The potential of molybdenum substances to cause genotoxic effects has been studied previously. However, a review of existing in vitro data, including an assessment of relevance and reliability, has shown that inconsistent results have been observed in the past. To resolve the inconsistencies, new studies were performed with the highly soluble sodium molybdate dihydrate according to OECD test guidelines. In a bacterial reverse mutation assay sodium molybdate dihydrate did not induce reverse mutations in five strains of Salmonella typhimurium. No mutagenic or clastogenic effect was observed at the tk locus of L5178Y mouse lymphoma cells. In a micronucleus test in cultured human peripheral blood lymphocytes no clastogenic or aneugenic effects were seen. These results can be read across to other inorganic molybdenum substances, that all release the molybdate ion [MoO] under physiological conditions as the only toxicologically relevant species. In summary, a weight of evidence assessment of all available in vitro data shows no evidence of genotoxicity of molybdenum substances.
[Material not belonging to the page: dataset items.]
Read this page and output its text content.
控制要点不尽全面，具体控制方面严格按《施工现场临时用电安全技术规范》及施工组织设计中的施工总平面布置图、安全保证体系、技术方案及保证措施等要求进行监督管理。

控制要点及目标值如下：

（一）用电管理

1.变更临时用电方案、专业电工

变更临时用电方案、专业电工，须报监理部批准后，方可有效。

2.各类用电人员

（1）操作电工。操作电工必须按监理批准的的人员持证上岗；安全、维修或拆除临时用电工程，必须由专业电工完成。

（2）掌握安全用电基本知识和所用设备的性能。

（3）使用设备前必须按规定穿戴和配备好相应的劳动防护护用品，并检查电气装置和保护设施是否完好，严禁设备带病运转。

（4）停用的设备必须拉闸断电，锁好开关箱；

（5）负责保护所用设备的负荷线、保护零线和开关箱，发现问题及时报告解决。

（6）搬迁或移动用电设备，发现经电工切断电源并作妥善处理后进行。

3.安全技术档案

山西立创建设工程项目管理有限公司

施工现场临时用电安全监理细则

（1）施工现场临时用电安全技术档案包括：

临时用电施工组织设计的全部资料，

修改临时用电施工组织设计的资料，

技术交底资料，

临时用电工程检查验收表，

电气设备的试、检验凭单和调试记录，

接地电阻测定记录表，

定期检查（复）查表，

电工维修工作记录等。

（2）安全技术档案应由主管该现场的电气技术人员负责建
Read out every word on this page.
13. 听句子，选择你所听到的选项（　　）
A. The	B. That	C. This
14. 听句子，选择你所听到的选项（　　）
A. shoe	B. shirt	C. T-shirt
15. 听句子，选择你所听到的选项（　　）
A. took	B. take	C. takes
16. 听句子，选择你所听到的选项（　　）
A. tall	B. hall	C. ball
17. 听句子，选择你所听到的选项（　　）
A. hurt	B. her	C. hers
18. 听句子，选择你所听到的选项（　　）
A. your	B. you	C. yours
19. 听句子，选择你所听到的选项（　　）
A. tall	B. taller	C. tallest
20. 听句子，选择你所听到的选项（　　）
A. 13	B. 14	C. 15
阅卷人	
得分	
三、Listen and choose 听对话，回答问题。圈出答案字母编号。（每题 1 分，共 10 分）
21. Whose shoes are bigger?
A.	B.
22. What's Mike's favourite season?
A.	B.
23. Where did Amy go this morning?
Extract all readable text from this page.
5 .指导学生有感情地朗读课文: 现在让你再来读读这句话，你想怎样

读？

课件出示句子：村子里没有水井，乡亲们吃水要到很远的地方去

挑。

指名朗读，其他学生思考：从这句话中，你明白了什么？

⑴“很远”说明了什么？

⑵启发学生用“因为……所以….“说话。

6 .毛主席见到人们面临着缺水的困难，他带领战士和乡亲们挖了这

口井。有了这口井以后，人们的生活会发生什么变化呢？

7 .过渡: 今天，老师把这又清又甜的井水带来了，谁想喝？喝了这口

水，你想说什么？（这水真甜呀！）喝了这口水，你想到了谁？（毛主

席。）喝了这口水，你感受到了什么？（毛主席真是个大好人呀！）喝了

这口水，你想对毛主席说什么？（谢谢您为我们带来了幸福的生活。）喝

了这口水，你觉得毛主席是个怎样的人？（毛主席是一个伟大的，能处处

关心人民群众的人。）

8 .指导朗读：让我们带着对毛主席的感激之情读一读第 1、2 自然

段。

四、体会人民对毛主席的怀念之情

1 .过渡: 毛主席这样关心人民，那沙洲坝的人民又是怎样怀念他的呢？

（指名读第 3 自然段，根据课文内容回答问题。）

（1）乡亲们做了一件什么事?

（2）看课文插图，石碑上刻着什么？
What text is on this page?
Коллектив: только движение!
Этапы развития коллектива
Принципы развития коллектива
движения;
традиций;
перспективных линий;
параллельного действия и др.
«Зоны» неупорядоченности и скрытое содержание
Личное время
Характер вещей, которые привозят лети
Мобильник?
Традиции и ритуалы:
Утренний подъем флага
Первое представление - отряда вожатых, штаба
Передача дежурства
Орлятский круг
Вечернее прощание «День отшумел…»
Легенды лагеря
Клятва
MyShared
钼物质导致遗传毒性效应的可能性此前已得到研究。然而,对现有体外数据的回顾,包括对相关性和可靠性的评估,表明过去观察到的结果并不一致。为解决这些不一致性问题,按照经合组织测试指南,使用高度可溶的二水合钼酸钠开展了新的研究。在细菌回复突变试验中,二水合钼酸钠未在五株鼠伤寒沙门氏菌中诱导回复突变。在L5178Y小鼠淋巴瘤细胞的tk位点未观察到诱变或致断裂效应。在培养的人外周血淋巴细胞微核试验中,未发现致断裂或非整倍体效应。这些结果可类推至其他无机钼物质,因为在生理条件下,所有这些物质均释放钼酸根离子[MoO]作为唯一具有毒理学相关性的物种。总之,对所有现有体外数据的证据权重评估表明,没有证据显示钼物质具有遗传毒性。